Wily WWII vet slipped away for the final time

James Darwin McNeil Sr.

Jim McNeil Jr. isn't the kind of fellow who beats around the bush. "We wouldn't be having this conversation right now if my dad hadn't drunk some warm beer that night during the war," he said. "This was before their 13th mission, a number that strikes fear into a lot of people. The whole crew drank a little too much."

The warm brew didn't set well with Staff Sgt. James Darwin "Pops" McNeil Sr., a World War II veteran who was a waist gunner on a B-17 Flying Fortress in the Army Air Corps.

"Pops got really, really sick on that mission," his son continued. "When they got back, the flight surgeon sent him to the infirmary. He was terribly dehydrated."

The hangover literally saved the young man. He was grounded when their plane was shot down on its next bombing run. Only the flight engineer, who was taken prisoner, survived the 14th mission.

For some time, I've been intending to interview the senior McNeil, who earned the Distinguished Flying Cross while serving with the 351st Bombardment Group. He flew 37 bombing missions out of England over Germany and the Baltic.

As a fan of WWII vets, I looked forward to chatting with him. I particularly wanted to hear firsthand how a hangover had saved his life during the war.

Unfortunately, Pops McNeil died a week ago today of natural causes in his son's home near Grants Pass. He was 95.

Yet his memories live on in those fortunate enough to have known him along the way. His loved ones also show the rest of us how elderly family members should be treated in the autumn of their lives. "He had a good life — he was very easygoing, optimistic," said his son, a former Air Force captain who flew fixed-wing aircraft in Vietnam.

In the interest of full disclosure, I should observe that my wife and I are friends of Jim and his wife, Sara Versteeg McNeil. In fact, Sara's father was Dr. Charles Versteeg Sr., the medical doctor in the Illinois Valley who once fished a wayward hook out of the back of my head when I was a kid. He had been a flight surgeon, by the way.

"Pops never really said a lot about the war when I was young," his son recalled. "Being a kid, I wasn't really thinking outside my own box. Mom had been the dominating force in the family. It wasn't until he came to live with us that we learned a lot about him, including his funny side."

After retiring from his quality-control job with B.F. Goodrich Co. in 1962 in Ohio, the senior McNeil and his wife, Virginia, eventually moved west to Oregon to be closer to family members. That included Jim and Sara's sons Dave, John and Chris, all graduates of North Medford High School.

When Dave was in junior high, his grandfather, at 77, volunteered to serve as a chaperone for Dave and 13 other junior high students on a trip to Europe.

"Sara and I couldn't go because we were working," Jim said of the 1994 trip. "Pops had been 25,000 feet overhead, so he figured he knew the area. They did some fundraising, and it worked out really well."

In a seventh-grade paper about the European excursion, Dave, now a science teacher at North Medford, indicated he was mighty proud of his grandpa.

"Not only could he keep up physically, walking and sightseeing, but he had a great sense of humor, which all the kids loved," he wrote.

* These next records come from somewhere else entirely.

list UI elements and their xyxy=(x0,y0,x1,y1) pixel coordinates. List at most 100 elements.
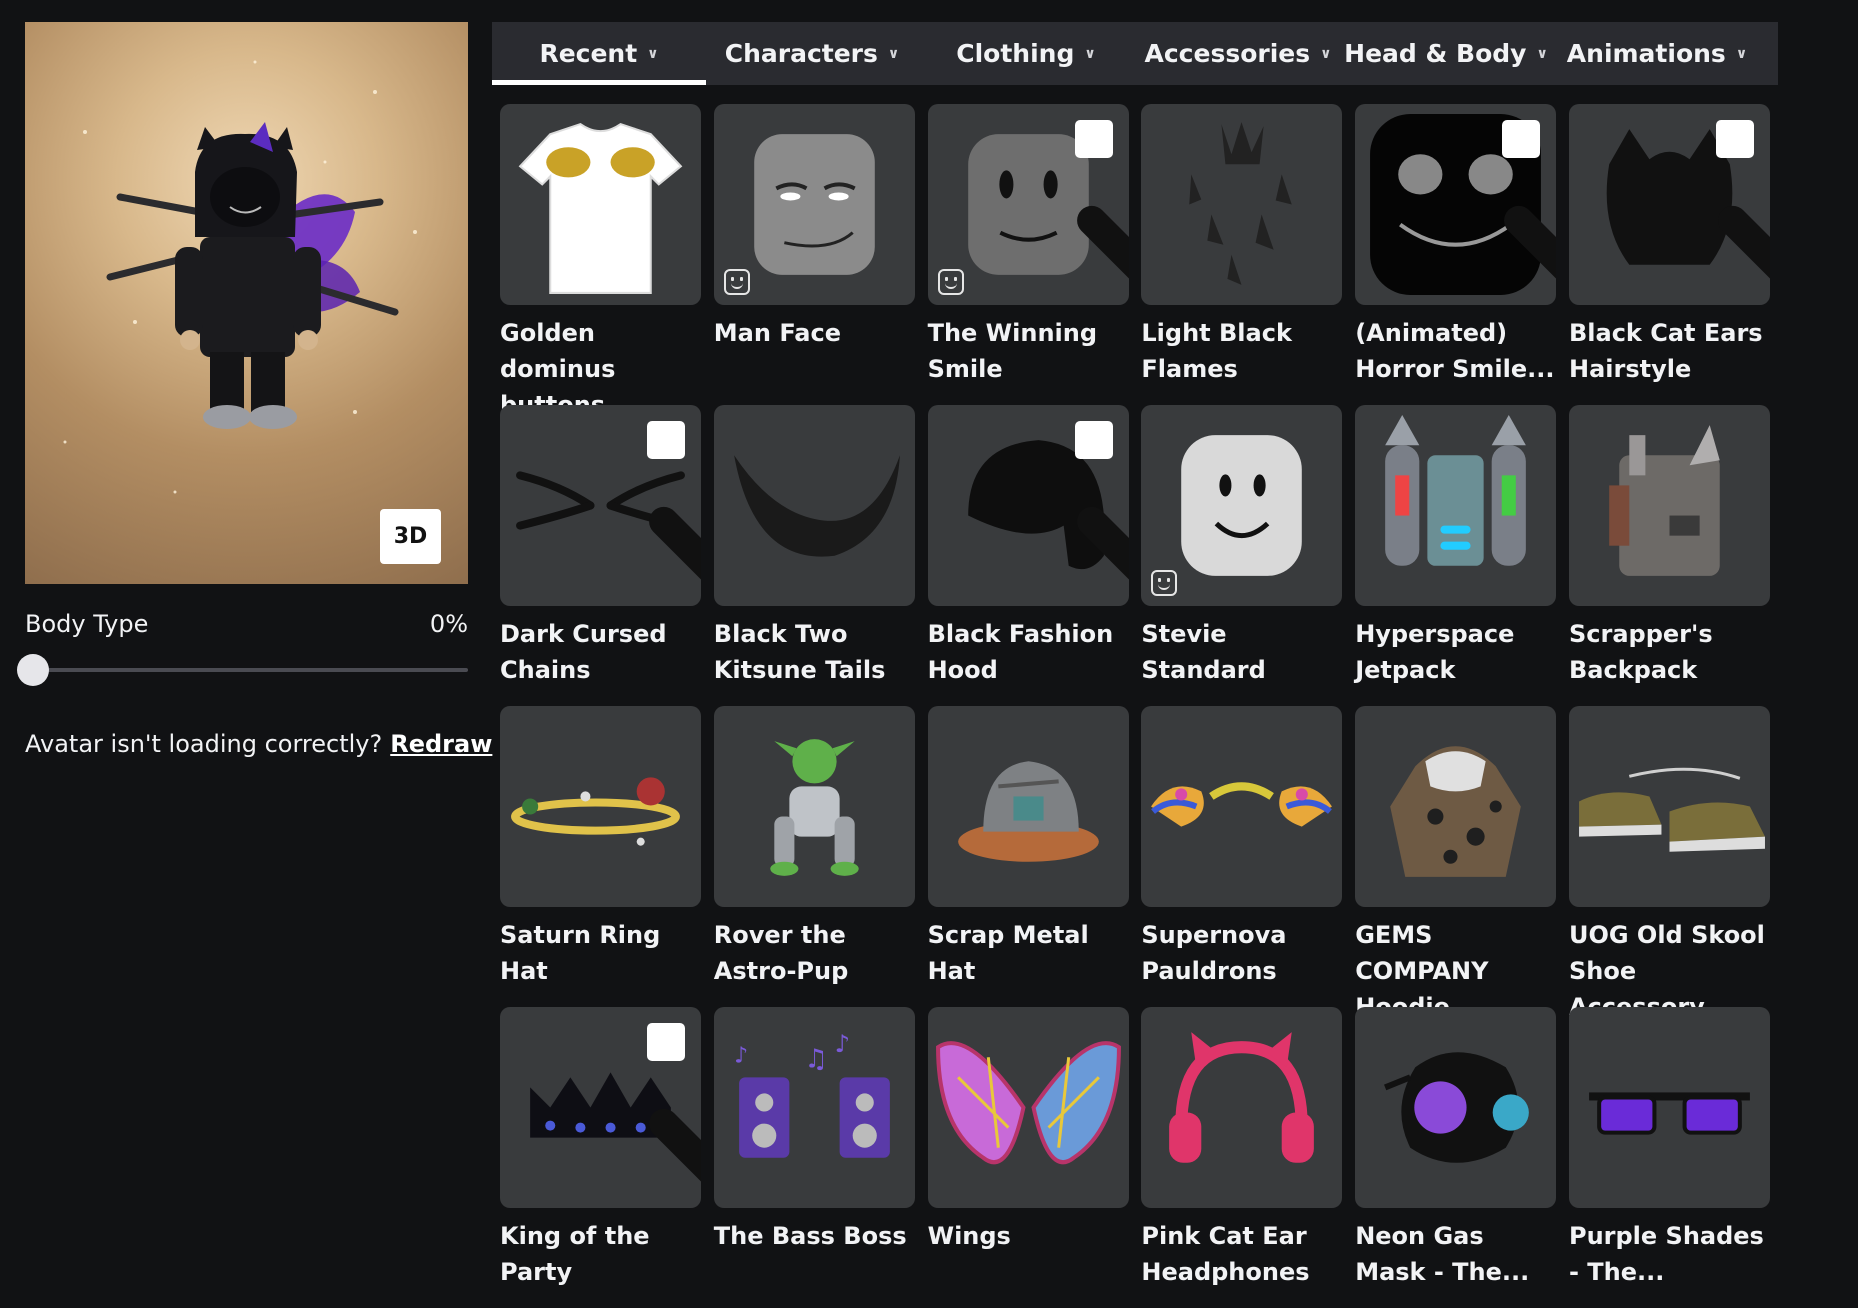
item-thumbnail[interactable] xyxy=(1568,706,1770,907)
item-thumbnail[interactable] xyxy=(1141,706,1343,907)
item-card[interactable]: Hyperspace Jetpack xyxy=(1355,405,1557,706)
item-name[interactable]: King of the Party xyxy=(500,1218,705,1290)
item-card[interactable]: Black Cat Ears Hairstyle xyxy=(1568,104,1770,405)
item-name[interactable]: The Winning Smile xyxy=(928,315,1133,387)
body-type-slider[interactable] xyxy=(17,652,468,688)
tab-head-body[interactable]: Head & Body ∨ xyxy=(1342,22,1550,85)
item-thumbnail[interactable] xyxy=(1355,405,1557,606)
tab-label: Recent xyxy=(539,39,638,68)
item-name[interactable]: Scrap Metal Hat xyxy=(928,917,1133,989)
item-thumbnail[interactable] xyxy=(927,104,1129,305)
item-name[interactable]: Pink Cat Ear Headphones xyxy=(1141,1218,1346,1290)
avatar-preview[interactable]: 3D xyxy=(25,22,468,584)
item-name[interactable]: Light Black Flames xyxy=(1141,315,1346,387)
item-card[interactable]: Scrapper's Backpack xyxy=(1568,405,1770,706)
item-thumbnail[interactable] xyxy=(1355,104,1557,305)
item-name[interactable]: Man Face xyxy=(714,315,919,351)
tab-label: Animations xyxy=(1566,39,1726,68)
item-name[interactable]: Stevie Standard xyxy=(1141,616,1346,688)
equipped-checkbox[interactable] xyxy=(1074,120,1129,279)
item-card[interactable]: Rover the Astro-Pup xyxy=(713,706,915,1007)
item-card[interactable]: Supernova Pauldrons xyxy=(1141,706,1343,1007)
body-type-value: 0% xyxy=(429,610,468,638)
item-name[interactable]: Black Cat Ears Hairstyle xyxy=(1569,315,1774,387)
item-card[interactable]: Scrap Metal Hat xyxy=(927,706,1129,1007)
item-name[interactable]: Black Two Kitsune Tails xyxy=(714,616,919,688)
item-name[interactable]: Neon Gas Mask - The... xyxy=(1355,1218,1560,1290)
item-thumbnail[interactable]: ♫ ♪ ♪ xyxy=(713,1007,915,1208)
tab-clothing[interactable]: Clothing ∨ xyxy=(918,22,1134,85)
item-card[interactable]: Neon Gas Mask - The... xyxy=(1355,1007,1557,1308)
saturn-ring-icon xyxy=(511,777,680,846)
slider-thumb[interactable] xyxy=(17,654,49,686)
item-card[interactable]: Purple Shades - The... xyxy=(1568,1007,1770,1308)
kitsune-tails-icon xyxy=(733,455,900,557)
chevron-down-icon: ∨ xyxy=(1084,45,1096,62)
item-card[interactable]: Light Black Flames xyxy=(1141,104,1343,405)
slider-track[interactable] xyxy=(25,668,468,672)
item-card[interactable]: Dark Cursed Chains xyxy=(500,405,701,706)
tab-accessories[interactable]: Accessories ∨ xyxy=(1134,22,1342,85)
item-thumbnail[interactable] xyxy=(500,405,701,606)
gas-mask-icon xyxy=(1384,1052,1530,1163)
equipped-checkbox[interactable] xyxy=(647,421,701,580)
item-name[interactable]: (Animated) Horror Smile... xyxy=(1355,315,1560,387)
item-thumbnail[interactable] xyxy=(1141,1007,1343,1208)
pauldrons-icon xyxy=(1151,782,1333,827)
item-card[interactable]: Pink Cat Ear Headphones xyxy=(1141,1007,1343,1308)
tab-recent[interactable]: Recent ∨ xyxy=(492,22,706,85)
item-thumbnail[interactable] xyxy=(713,405,915,606)
item-name[interactable]: The Bass Boss xyxy=(714,1218,919,1254)
item-card[interactable]: Black Two Kitsune Tails xyxy=(713,405,915,706)
item-thumbnail[interactable] xyxy=(927,706,1129,907)
item-name[interactable]: Wings xyxy=(928,1218,1133,1254)
item-thumbnail[interactable] xyxy=(1141,104,1343,305)
chevron-down-icon: ∨ xyxy=(1320,45,1332,62)
item-name[interactable]: Scrapper's Backpack xyxy=(1569,616,1774,688)
item-thumbnail[interactable] xyxy=(500,104,701,305)
item-card[interactable]: GEMS COMPANY Hoodie xyxy=(1355,706,1557,1021)
item-name[interactable]: Purple Shades - The... xyxy=(1569,1218,1774,1290)
equipped-checkbox[interactable] xyxy=(1502,120,1557,279)
item-card[interactable]: The Winning Smile xyxy=(927,104,1129,405)
equipped-checkbox[interactable] xyxy=(1074,421,1129,580)
item-name[interactable]: Hyperspace Jetpack xyxy=(1355,616,1560,688)
item-thumbnail[interactable] xyxy=(500,706,701,907)
chevron-down-icon: ∨ xyxy=(1536,45,1548,62)
item-name[interactable]: Black Fashion Hood xyxy=(928,616,1133,688)
item-name[interactable]: Supernova Pauldrons xyxy=(1141,917,1346,989)
item-card[interactable]: (Animated) Horror Smile... xyxy=(1355,104,1557,405)
equipped-checkbox[interactable] xyxy=(1715,120,1770,279)
jetpack-icon xyxy=(1385,415,1527,566)
item-card[interactable]: Man Face xyxy=(713,104,915,405)
item-card[interactable]: Golden dominus buttons xyxy=(500,104,701,419)
item-card[interactable]: ♫ ♪ ♪ The Bass Boss xyxy=(713,1007,915,1308)
item-thumbnail[interactable] xyxy=(500,1007,701,1208)
item-thumbnail[interactable] xyxy=(713,706,915,907)
item-thumbnail[interactable] xyxy=(1568,405,1770,606)
shoes-icon xyxy=(1579,767,1765,852)
tab-animations[interactable]: Animations ∨ xyxy=(1550,22,1764,85)
item-card[interactable]: Black Fashion Hood xyxy=(927,405,1129,706)
item-name[interactable]: Rover the Astro-Pup xyxy=(714,917,919,989)
item-card[interactable]: King of the Party xyxy=(500,1007,701,1308)
redraw-link[interactable]: Redraw xyxy=(390,730,492,758)
item-name[interactable]: Dark Cursed Chains xyxy=(500,616,705,688)
equipped-checkbox[interactable] xyxy=(647,1023,701,1182)
item-thumbnail[interactable] xyxy=(927,405,1129,606)
item-thumbnail[interactable] xyxy=(713,104,915,305)
item-card[interactable]: Wings xyxy=(927,1007,1129,1308)
item-thumbnail[interactable] xyxy=(1355,706,1557,907)
view-3d-toggle-button[interactable]: 3D xyxy=(380,509,441,564)
item-thumbnail[interactable] xyxy=(1568,1007,1770,1208)
item-thumbnail[interactable] xyxy=(927,1007,1129,1208)
item-thumbnail[interactable] xyxy=(1141,405,1343,606)
item-thumbnail[interactable] xyxy=(1355,1007,1557,1208)
item-card[interactable]: Stevie Standard xyxy=(1141,405,1343,706)
item-thumbnail[interactable] xyxy=(1568,104,1770,305)
item-card[interactable]: Saturn Ring Hat xyxy=(500,706,701,1007)
item-name[interactable]: Saturn Ring Hat xyxy=(500,917,705,989)
avatar-help-row: Avatar isn't loading correctly? Redraw xyxy=(25,730,492,758)
item-card[interactable]: UOG Old Skool Shoe Accessory xyxy=(1568,706,1770,1021)
tab-characters[interactable]: Characters ∨ xyxy=(706,22,918,85)
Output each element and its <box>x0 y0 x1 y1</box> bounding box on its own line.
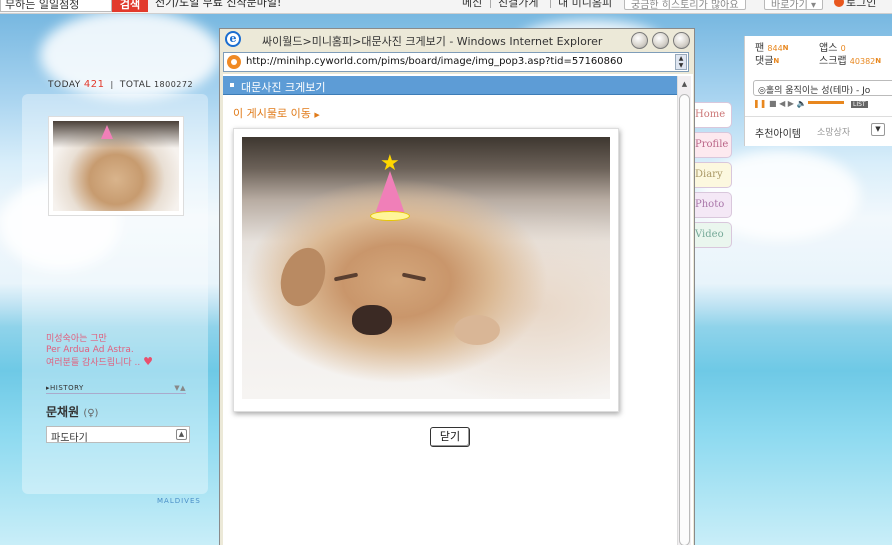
my-minihompy-link[interactable]: 내 미니홈피 <box>558 0 612 10</box>
heart-icon: ♥ <box>143 355 153 368</box>
playlist-button[interactable]: LIST <box>850 101 868 108</box>
messenger-link[interactable]: 메신 <box>462 0 482 10</box>
prev-icon[interactable]: ◀ <box>779 99 785 108</box>
ie-icon: e <box>225 31 241 47</box>
friend-shop-link[interactable]: 친결가게 <box>498 0 538 10</box>
vertical-scrollbar[interactable]: ▲ <box>677 76 691 545</box>
next-icon[interactable]: ▶ <box>788 99 794 108</box>
volume-slider[interactable] <box>808 101 845 104</box>
tab-profile[interactable]: Profile <box>694 132 732 158</box>
title-bar[interactable]: e 싸이월드>미니홈피>대문사진 크게보기 - Windows Internet… <box>220 29 694 51</box>
bullet-icon <box>230 83 234 87</box>
tab-diary[interactable]: Diary <box>694 162 732 188</box>
scroll-thumb[interactable] <box>679 94 690 545</box>
comment-label: 댓글 <box>755 56 774 67</box>
bgm-player: ❚❚ ■ ◀ ▶ 🔈 LIST <box>753 99 892 111</box>
pause-icon[interactable]: ❚❚ <box>753 99 766 108</box>
history-label: HISTORY <box>50 384 84 392</box>
chevron-down-icon[interactable]: ▼ <box>871 123 885 136</box>
wave-select[interactable]: 파도타기 ▲ <box>46 426 190 444</box>
new-badge: N <box>773 57 780 65</box>
site-icon <box>227 55 241 69</box>
login-label: 로그인 <box>846 0 877 9</box>
shortcut-button[interactable]: 바로가기 ▾ <box>764 0 823 11</box>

In a freshman paper written in 2000 at North, Chris also wrote about their paternal grandfather.

"A hangover saved Staff Sergeant James Darwin McNeil Senior when his B-17 crew was shot down during a World War II bombing mission," the paper began.

Chris lives in San Antonio, where he plans to become a dentist like his brother John in Anchorage. Judging from his writing ability, he definitely has a career in journalism if he changes his mind.

Pops and Virginia, who were married 68 years, lived in the Medford area for about two decades before she died in 2010 at age 92.

At that point, Jim and Sara asked Pops to come live with them. They were living in Medford at the time but have since moved to the Grants Pass area.

"He said he would, under three conditions: if he could have his own salt shaker, his own room and never had to be cold again," Jim recalled, explaining his mom always kept their house too cool for Pops.

"And he wanted real half and half for his coffee," his son added.

With that happy arrangement, the trio would begin marking off Pops' bucket list with visits to his native Ohio, and on to Texas, Arizona and Anchorage.

"He liked to travel," his son said. "And he knew every place we went because he had been there before. He was sharp to the end."

A celebration of the old warrior's life begins at 2 p.m. Saturday, Nov. 10, at Fountain Plaza, 1441 Morrow Road, Medford.